Creating a design that is sustainable often comes at the cost of it’s aesthetics. Visions of tire tread poking through walls often come to mind. Ábaton architects are helping break this conception through their designs which are not only sustainable for but pleasing on the eye.
Located in Guijo de Santa, Spain, Estate in Extremadura is a stable which has been refurbished as a family home. Undoubtedly the most impressive feature of this building is the estate-like scale of the doors that open up to show peaceful views of the surrounding countryside. Natural stone found on the property was used to build the house and the swimming pool beside it. Rough wood can also be found throughout the space, referencing the building’s history and inspiring the color and texture palette for the rest of the building. This is especially evident in the bathrooms with their unpainted concrete walls. Water seems to have provided much of the inspiration for the design. The ground floor living areas have been connected by removing walls and replacing them with thin steel pillars, allowing the spaces to flow together harmoniously.
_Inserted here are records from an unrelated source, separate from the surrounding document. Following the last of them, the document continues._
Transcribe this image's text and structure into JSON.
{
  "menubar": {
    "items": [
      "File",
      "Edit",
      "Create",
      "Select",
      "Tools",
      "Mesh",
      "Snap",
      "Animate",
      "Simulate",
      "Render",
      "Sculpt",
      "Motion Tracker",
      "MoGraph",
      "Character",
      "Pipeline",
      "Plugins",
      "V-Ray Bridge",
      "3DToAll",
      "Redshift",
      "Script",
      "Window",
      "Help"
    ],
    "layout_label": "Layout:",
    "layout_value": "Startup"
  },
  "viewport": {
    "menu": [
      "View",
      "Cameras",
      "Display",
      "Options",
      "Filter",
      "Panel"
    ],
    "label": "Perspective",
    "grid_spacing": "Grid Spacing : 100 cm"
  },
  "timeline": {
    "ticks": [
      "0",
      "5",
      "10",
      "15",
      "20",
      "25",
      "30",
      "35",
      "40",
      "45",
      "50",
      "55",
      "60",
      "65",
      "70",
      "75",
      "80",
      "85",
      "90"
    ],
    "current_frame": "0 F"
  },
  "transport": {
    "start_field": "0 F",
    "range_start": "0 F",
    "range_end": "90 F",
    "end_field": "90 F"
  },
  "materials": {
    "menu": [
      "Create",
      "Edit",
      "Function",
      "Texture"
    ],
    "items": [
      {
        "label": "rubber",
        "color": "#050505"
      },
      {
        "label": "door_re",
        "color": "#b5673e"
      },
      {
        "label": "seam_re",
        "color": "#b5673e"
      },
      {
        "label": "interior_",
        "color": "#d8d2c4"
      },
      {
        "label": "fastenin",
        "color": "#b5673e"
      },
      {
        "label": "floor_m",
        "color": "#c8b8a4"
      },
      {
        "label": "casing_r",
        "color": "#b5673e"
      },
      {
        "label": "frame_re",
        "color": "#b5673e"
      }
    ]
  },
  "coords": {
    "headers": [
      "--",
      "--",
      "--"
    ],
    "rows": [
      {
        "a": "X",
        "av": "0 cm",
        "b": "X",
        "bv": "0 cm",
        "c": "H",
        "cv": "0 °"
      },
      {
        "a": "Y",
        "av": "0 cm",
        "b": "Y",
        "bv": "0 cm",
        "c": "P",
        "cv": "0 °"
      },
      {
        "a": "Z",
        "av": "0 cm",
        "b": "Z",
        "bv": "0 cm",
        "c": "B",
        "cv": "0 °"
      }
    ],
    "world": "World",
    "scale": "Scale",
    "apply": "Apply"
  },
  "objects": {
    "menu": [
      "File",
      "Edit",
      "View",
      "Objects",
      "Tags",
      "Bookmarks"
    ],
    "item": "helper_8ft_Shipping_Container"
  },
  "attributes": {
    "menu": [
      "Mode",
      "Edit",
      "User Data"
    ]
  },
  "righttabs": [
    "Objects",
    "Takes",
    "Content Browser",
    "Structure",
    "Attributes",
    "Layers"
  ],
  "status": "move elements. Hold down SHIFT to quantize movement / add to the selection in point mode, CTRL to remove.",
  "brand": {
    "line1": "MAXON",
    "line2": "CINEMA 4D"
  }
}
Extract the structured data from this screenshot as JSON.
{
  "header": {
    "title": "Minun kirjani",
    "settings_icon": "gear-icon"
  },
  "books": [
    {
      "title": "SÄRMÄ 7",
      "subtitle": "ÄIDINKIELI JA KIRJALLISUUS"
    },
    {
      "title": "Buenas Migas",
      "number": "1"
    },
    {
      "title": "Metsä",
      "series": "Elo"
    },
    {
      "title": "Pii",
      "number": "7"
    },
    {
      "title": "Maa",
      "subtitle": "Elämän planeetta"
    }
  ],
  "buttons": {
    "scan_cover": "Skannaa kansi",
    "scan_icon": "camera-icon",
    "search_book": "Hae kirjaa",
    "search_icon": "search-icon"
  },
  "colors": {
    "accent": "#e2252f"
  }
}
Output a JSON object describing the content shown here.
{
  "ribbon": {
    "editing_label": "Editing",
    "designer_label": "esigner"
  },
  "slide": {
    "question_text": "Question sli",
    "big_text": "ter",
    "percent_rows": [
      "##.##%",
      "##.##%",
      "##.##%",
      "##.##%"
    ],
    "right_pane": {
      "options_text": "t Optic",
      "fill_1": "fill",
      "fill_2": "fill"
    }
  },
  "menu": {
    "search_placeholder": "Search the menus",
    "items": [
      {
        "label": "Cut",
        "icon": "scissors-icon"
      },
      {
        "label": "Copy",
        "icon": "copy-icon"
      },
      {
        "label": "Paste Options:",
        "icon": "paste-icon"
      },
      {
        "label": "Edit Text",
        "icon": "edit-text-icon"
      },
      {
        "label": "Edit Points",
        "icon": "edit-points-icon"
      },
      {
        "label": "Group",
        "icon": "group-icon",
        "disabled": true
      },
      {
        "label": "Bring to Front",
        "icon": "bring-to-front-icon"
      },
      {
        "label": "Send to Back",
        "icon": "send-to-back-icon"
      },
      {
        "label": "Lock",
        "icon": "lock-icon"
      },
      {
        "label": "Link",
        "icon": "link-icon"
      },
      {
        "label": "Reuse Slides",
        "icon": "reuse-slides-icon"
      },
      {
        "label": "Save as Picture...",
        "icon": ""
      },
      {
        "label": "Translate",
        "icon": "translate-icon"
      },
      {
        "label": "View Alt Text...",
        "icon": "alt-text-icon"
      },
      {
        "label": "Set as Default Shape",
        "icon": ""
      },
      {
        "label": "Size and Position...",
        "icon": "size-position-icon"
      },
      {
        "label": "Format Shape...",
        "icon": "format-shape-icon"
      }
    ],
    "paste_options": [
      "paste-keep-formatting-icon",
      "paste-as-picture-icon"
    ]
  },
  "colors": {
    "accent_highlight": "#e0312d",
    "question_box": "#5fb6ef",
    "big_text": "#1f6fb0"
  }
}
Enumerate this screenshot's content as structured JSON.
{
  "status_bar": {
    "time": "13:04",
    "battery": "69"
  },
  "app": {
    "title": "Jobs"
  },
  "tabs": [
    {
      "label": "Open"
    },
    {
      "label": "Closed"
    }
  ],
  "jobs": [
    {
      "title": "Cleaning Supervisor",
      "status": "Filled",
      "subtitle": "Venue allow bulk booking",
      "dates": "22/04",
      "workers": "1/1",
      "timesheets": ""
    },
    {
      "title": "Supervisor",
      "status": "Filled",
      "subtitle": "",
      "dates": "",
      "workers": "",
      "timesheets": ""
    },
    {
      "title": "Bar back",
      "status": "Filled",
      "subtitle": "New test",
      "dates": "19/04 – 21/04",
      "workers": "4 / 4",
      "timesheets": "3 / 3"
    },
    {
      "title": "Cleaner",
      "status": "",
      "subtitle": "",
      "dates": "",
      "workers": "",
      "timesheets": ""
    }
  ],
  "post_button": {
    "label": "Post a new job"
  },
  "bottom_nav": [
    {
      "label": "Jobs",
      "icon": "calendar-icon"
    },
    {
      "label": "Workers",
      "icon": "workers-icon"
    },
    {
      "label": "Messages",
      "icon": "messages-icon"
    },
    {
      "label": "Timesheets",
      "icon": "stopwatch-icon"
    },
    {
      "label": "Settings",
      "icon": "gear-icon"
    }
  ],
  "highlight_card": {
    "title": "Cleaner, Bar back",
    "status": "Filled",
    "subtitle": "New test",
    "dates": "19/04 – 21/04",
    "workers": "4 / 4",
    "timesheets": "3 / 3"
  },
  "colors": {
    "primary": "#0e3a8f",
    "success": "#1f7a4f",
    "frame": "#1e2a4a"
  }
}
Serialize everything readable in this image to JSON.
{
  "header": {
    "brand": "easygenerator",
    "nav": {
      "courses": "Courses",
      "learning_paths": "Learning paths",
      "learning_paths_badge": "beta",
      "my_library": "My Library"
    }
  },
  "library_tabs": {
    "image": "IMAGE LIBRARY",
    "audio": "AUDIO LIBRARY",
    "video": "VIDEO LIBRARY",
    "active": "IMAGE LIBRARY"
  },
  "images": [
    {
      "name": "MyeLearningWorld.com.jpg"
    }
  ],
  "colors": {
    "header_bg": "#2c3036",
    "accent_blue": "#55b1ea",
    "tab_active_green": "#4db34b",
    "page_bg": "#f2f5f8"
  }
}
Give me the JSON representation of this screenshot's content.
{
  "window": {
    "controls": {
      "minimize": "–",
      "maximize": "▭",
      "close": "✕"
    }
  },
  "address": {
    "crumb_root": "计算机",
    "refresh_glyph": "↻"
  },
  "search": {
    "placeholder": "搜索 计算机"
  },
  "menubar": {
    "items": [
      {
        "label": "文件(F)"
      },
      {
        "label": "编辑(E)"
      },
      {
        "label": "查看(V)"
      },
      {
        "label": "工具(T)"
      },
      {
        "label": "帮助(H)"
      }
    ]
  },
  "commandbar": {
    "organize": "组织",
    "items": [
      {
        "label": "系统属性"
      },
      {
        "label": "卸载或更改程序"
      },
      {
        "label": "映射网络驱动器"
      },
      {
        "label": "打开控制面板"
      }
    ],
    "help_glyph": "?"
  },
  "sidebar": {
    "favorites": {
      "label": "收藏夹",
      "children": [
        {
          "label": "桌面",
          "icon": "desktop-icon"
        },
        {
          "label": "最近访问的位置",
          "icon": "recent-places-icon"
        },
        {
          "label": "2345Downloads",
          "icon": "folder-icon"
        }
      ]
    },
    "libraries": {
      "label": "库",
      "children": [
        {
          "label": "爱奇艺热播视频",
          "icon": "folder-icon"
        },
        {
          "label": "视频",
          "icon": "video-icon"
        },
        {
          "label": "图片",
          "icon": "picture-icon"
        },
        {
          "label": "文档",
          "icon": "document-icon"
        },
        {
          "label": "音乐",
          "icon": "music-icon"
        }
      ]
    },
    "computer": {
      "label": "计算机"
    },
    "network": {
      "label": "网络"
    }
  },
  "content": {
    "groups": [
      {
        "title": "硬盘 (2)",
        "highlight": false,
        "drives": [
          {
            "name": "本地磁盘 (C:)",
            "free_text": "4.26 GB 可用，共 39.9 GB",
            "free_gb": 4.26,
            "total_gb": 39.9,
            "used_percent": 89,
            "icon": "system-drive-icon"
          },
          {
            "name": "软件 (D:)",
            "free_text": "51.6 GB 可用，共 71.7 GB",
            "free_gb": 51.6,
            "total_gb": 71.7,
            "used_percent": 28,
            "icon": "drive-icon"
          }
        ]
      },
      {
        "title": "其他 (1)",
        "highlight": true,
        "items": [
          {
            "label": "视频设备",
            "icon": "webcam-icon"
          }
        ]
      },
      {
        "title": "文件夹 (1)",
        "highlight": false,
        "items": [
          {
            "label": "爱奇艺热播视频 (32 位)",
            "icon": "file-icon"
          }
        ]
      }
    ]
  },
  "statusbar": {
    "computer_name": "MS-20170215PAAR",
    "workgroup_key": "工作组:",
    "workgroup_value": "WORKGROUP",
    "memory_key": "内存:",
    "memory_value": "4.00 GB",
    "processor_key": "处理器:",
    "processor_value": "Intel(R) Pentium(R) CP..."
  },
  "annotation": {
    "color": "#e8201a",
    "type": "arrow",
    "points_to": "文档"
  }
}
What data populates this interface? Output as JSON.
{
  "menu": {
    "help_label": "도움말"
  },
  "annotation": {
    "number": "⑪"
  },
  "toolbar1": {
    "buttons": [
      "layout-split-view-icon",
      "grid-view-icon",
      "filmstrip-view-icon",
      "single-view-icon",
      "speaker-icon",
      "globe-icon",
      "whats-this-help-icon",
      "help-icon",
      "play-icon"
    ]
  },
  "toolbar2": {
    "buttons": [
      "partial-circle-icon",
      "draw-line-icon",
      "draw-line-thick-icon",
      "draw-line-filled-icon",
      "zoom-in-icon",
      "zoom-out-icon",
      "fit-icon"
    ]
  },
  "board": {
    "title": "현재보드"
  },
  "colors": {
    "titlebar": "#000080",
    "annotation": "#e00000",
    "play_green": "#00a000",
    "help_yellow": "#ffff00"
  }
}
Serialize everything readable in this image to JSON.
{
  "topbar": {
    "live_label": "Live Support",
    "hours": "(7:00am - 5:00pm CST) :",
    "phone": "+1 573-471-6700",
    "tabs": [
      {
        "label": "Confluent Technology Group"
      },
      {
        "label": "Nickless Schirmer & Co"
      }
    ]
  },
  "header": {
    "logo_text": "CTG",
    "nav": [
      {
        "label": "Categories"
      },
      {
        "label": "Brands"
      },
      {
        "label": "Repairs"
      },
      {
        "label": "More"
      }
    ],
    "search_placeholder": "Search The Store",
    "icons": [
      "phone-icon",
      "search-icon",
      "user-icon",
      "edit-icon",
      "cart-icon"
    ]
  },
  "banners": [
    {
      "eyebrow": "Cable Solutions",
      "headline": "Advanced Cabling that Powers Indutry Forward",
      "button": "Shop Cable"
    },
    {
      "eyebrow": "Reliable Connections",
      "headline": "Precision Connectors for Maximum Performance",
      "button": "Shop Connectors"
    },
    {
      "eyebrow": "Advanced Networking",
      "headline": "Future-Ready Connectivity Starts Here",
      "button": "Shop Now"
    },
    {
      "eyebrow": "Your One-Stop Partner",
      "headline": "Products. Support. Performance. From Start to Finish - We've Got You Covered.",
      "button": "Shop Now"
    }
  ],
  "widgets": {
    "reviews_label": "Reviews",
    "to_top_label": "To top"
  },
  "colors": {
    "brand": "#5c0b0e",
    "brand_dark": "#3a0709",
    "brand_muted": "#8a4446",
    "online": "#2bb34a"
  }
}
Upstairs, the haylofts have been converted into bedrooms, always with the expansive views visible through the windows. With such a remote site, providing utilities was a problem. Once again sustainable design stepped in to provide a solution. The building is powered by solar panels in the summer and turbines in the streams on the property provide electricity in the winter.
Ábaton Architects have created a sustainable building not only for the sake of it, but to provide sensible and elegant solutions for design problems.